Deb your flock is amazing .


----------



## keetman

hey skippy, peachy. go fly a kite lol....keetman


----------



## LynandIndigo

*Ha Ha, Skippy! You are NOT the favorite -- so there. 
Momma buyed ME a kite too!



(Some little lovebird, not to mention any names, is QUITE jealous of little Skippy! )​*Oh Peachy you lucky bird.. Indi wants to no can he come and fly a kite with you to..Great photo's Deb...


----------



## AnimalKaperz

An English blue spangle, flying his kite!! So cute!!!! And very clever of you, Deb! :thumbsup:


----------



## Trimath

Skippy, you are one very talented boy.What a beautiful day out you had!


----------



## Budget baby

Wow what lucky birds you are Skippy and Peachy, remember not to go near power lines though won't you? They are so adorable Peachy is such a lovely colour Deb.


----------



## Aisliyna

At least if his kite flies off into a tree, he'll be able to go get it back!

Such a cutie


----------



## NanaLucy129

*Oh, Skippy, you bring new meaning to 'go fly a kite' so cute that Peachy had to get in on the action too. Have fun boys!*


----------



## Crazy_Bird_Lady

*Adorable! Looks like he had a fun outing. All your snow is gone? I am in total envy! We just got more snow today. I have had it up to heeeere (literally!) with this snow. *


----------



## cs3585

When it's 72 degrees outside my budgies are out every day they love it outside wind doesn't harm them it's the cold temp that does if below 65 degrees.


----------



## FaeryBee

*


NanaLucy129 said:



Oh, Skippy, you bring new meaning to 'go fly a kite' so cute that Peachy had to get in on the action too. Have fun boys!

Click to expand...

Thank you -- we are having lots of fun!
xoxo
Skippy and Peachy



Crazy_Bird_Lady said:



Adorable! Looks like he had a fun outing. All your snow is gone? I am in total envy!
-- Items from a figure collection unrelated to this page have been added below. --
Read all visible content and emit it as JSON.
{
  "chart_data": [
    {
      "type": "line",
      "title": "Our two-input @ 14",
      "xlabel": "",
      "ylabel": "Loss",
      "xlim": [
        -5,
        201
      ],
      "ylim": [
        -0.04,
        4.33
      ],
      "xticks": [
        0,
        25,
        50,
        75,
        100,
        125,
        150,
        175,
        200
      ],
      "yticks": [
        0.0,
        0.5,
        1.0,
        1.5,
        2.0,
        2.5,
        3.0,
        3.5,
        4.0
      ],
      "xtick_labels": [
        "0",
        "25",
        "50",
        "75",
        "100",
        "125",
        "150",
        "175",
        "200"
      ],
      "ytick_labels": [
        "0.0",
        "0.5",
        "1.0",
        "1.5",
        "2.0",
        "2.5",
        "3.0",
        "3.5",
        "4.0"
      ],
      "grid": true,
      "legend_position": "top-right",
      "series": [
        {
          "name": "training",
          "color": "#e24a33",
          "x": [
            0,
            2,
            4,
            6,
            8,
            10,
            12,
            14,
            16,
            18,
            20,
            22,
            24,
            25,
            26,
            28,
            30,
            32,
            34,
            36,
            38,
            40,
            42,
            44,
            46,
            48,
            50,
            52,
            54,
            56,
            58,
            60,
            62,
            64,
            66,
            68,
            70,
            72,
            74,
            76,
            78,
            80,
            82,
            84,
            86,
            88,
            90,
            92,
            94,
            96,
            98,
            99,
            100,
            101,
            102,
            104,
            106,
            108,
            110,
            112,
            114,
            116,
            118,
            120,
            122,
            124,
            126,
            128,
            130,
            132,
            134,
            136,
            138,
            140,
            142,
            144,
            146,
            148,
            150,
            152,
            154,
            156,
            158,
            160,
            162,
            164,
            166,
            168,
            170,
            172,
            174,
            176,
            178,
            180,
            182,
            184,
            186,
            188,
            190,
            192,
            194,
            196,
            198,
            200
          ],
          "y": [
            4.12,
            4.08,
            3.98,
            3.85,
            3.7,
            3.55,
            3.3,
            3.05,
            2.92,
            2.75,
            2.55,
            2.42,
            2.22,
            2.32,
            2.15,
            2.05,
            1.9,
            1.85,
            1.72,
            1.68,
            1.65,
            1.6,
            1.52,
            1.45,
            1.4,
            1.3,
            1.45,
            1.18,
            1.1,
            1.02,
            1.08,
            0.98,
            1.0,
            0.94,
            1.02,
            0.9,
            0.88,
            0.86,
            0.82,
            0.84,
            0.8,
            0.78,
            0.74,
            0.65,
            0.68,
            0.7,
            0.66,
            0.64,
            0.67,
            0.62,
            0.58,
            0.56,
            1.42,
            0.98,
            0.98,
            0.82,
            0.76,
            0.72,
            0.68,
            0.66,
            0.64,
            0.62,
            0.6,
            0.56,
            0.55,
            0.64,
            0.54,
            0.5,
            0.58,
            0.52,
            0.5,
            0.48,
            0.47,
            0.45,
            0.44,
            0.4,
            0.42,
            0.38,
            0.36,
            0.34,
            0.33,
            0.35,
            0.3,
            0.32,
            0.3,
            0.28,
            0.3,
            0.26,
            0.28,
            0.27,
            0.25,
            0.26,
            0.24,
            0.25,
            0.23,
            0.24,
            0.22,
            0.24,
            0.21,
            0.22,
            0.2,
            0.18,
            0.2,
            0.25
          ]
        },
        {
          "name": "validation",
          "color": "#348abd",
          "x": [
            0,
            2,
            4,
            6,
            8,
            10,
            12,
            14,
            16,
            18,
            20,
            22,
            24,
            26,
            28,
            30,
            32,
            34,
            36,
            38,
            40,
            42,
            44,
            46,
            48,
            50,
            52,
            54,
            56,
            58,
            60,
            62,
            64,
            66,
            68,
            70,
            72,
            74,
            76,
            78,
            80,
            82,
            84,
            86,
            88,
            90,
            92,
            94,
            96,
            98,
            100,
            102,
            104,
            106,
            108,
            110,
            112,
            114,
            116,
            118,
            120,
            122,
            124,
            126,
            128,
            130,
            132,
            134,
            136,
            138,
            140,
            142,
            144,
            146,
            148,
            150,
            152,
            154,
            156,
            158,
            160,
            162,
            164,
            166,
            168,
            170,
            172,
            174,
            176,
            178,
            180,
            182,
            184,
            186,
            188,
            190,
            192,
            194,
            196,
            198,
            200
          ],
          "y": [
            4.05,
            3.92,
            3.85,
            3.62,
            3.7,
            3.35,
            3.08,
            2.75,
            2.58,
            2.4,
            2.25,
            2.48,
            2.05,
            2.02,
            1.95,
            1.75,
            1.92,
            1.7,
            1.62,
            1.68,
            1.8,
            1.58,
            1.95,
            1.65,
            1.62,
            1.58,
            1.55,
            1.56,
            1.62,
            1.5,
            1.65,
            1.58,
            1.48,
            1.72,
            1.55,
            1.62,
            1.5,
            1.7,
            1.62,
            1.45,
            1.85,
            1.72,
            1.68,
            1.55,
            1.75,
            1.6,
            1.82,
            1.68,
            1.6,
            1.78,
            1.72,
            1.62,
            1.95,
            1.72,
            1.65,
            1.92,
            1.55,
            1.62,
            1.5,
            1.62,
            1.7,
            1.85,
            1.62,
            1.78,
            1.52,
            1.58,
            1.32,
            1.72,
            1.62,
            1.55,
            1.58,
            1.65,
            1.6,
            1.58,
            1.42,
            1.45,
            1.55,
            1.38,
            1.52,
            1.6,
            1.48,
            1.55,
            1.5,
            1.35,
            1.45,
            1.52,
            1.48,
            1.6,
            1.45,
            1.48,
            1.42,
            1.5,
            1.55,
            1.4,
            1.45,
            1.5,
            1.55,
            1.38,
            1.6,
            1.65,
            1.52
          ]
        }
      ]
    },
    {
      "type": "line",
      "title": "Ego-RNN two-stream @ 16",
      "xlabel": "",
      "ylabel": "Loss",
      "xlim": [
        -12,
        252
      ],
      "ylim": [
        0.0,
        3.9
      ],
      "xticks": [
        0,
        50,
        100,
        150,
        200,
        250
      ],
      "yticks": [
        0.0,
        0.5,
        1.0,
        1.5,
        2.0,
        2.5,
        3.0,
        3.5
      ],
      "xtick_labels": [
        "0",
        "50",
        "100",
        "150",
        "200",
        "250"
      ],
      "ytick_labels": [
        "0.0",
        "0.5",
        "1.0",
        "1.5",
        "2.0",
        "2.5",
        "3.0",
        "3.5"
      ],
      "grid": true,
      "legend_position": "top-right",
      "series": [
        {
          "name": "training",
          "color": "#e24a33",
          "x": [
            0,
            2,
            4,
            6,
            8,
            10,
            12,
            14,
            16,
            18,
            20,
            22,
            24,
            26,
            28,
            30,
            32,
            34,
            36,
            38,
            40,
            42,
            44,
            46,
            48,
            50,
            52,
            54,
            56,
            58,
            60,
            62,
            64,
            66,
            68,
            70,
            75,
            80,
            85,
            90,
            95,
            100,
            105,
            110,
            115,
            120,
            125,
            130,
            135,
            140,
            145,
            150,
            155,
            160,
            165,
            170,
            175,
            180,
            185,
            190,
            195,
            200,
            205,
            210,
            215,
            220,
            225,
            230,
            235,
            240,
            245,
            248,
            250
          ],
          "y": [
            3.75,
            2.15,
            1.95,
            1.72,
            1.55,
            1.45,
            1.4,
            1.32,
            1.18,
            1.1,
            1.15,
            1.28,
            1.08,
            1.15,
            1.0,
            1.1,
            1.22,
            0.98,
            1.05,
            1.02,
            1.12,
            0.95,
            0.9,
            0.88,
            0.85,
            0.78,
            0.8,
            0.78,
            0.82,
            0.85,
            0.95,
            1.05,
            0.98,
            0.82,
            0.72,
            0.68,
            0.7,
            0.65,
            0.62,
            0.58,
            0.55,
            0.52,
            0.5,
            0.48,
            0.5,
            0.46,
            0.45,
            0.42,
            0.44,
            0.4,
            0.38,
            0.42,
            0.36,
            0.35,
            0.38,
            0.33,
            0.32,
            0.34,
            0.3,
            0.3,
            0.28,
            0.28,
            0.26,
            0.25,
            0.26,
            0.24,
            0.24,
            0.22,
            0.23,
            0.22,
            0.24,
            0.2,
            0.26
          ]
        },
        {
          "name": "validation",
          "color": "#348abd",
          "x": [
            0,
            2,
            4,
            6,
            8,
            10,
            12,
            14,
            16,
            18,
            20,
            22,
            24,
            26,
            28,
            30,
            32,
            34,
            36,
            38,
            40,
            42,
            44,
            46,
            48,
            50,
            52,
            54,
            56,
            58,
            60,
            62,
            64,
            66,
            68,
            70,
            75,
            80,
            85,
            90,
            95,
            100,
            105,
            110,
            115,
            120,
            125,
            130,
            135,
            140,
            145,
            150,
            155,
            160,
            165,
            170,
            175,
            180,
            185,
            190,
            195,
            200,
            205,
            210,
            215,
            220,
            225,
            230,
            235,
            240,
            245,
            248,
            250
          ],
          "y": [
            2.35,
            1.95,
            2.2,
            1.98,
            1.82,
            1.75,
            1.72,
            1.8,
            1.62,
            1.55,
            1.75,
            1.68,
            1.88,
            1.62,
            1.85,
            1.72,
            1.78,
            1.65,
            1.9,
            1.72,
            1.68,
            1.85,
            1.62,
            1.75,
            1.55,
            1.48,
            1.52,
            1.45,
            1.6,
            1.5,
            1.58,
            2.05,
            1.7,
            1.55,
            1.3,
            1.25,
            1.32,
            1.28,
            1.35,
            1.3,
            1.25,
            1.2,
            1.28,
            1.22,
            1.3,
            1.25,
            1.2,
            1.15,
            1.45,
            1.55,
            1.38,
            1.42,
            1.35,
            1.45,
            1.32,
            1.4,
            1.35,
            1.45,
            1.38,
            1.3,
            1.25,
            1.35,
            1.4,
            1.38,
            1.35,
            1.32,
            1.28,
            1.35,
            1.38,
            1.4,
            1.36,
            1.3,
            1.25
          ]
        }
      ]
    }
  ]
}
We just got more snow today. I have had it up to heeeere (literally!) with this snow. 

Click to expand...

Yep -- all the snow is GONE!! We even have some flowering trees in bloom today. The daffodils and crocus are up and the forsythia is in bloom. I think we may have Springtime after all!! :jumping:*


----------



## kwatson

Too precious


----------